5) Il Wagyu importato è la stessa cosa

I primi capi di Wagyu furono importati in America dal Giappone negli anni 70. Alcune fattorie preservarono la linea di sangue del bestiame, molti altre l’hanno ibridizzato con razze americane.
Ma per chiamarsi “Wagyu”, l’USDA impone che il manzo debba essere per almeno il 50% un Wagyu, e deve rimanere nel recinto di ingrasso per almeno 350 giorni.

La principale differenza nel manzo “Kobe-style”, o “Washugyu” come lo chiamiamo (Wa = Giapponese, shu = Americano, gyu = manzo) risiede nella modalità in cui gli animali vengono allevati e nutriti. Gli animali crescono per 27-31 mesi, un po’ di più della media di allevamento negli USA. L’alimentazione consiste in riso secco e fusti di riso per i primi mesi, così da rinforzare l’apparato gastrico del bestiame e renderlo capace di assorbire più nutrienti. Ci sono notevoli differenze nella marezzatura, texture e gusto fra il Wagyu A5 e il Washugyu, ma sono entrambe carni eccellenti.

6) Il Wagyu A5 è il più saporito

Il Wagyu viene valutato in base alla resa e alla qualità. “A” indicata il più alto grado di resa, o anche in base a quanta carne si ottiene dall’animale. “5” è il più alto grado di qualità, e sta indicare che la carne possiede le caratteristiche migliori in termini di marezzatura, colore, texture e grasso.

“A5” è il grado più alto che si possa acquistare. Il Wagyu viene anche valutato su una scala, il “Beef Model Score”, con valori che vanno da 3 a 12. Il Wagyu A5 è estremamente ricco, burroso, quasi mandorlato al gusto. Se si schiaccia con la lingua contro il palato, si fonde in pochissimi secondi.

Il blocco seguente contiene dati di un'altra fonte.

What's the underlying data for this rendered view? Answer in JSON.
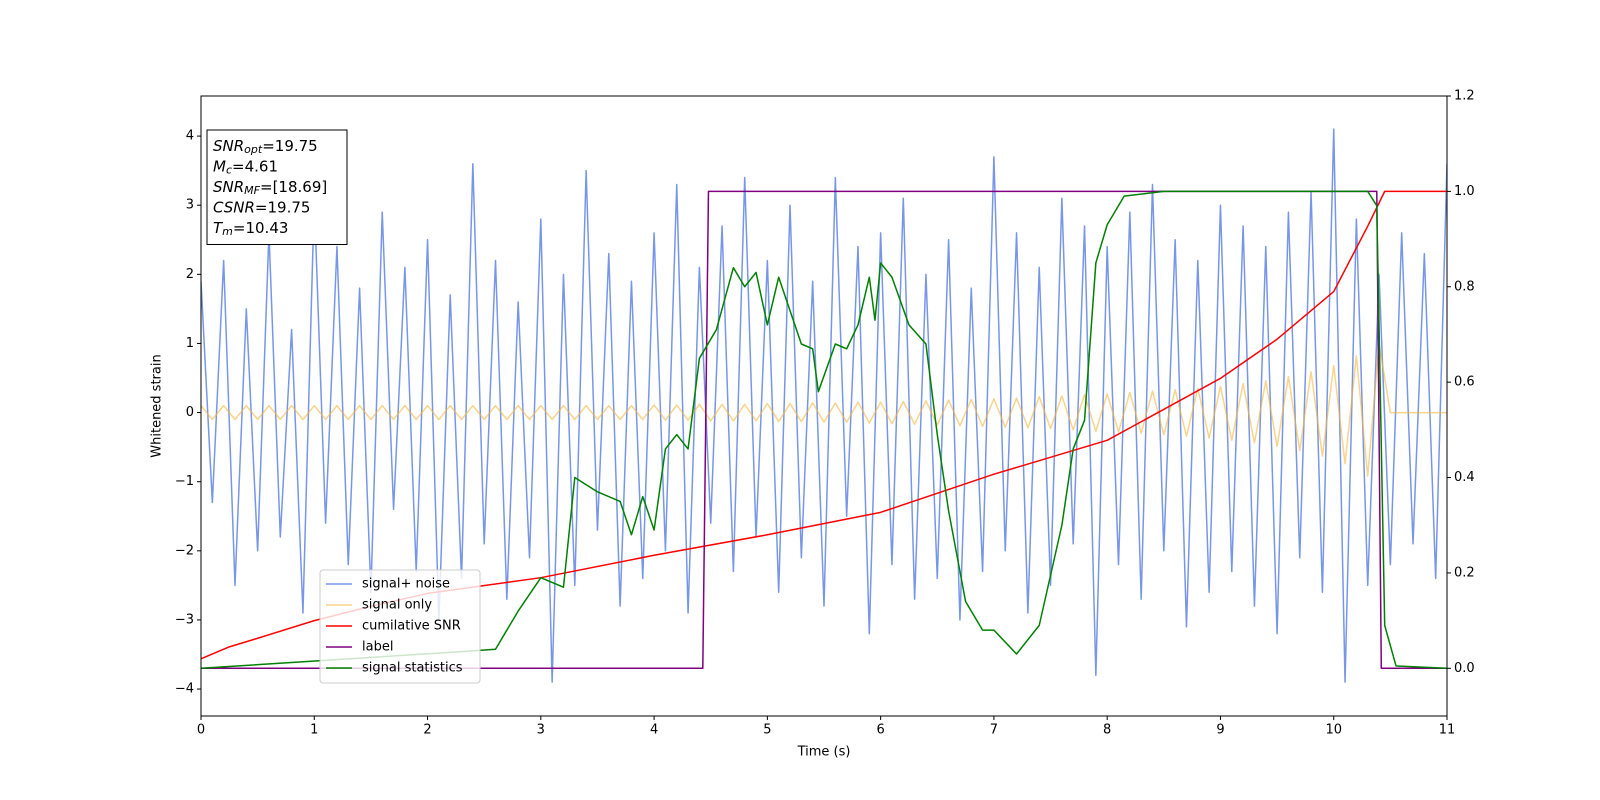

7) Gli “slider” di Kobe sono fatti di vero Kobe

Gli “slider” sono panini o hamburger di piccole dimensioni. I bocconcini di Wagyu contenuti in questi sandwich non sono mai di vera carne giapponese. A patto che non costino 100 al pezzo: è questa la cifra giusta per una porzioncina della prelibatissima ciccia d’Oriente.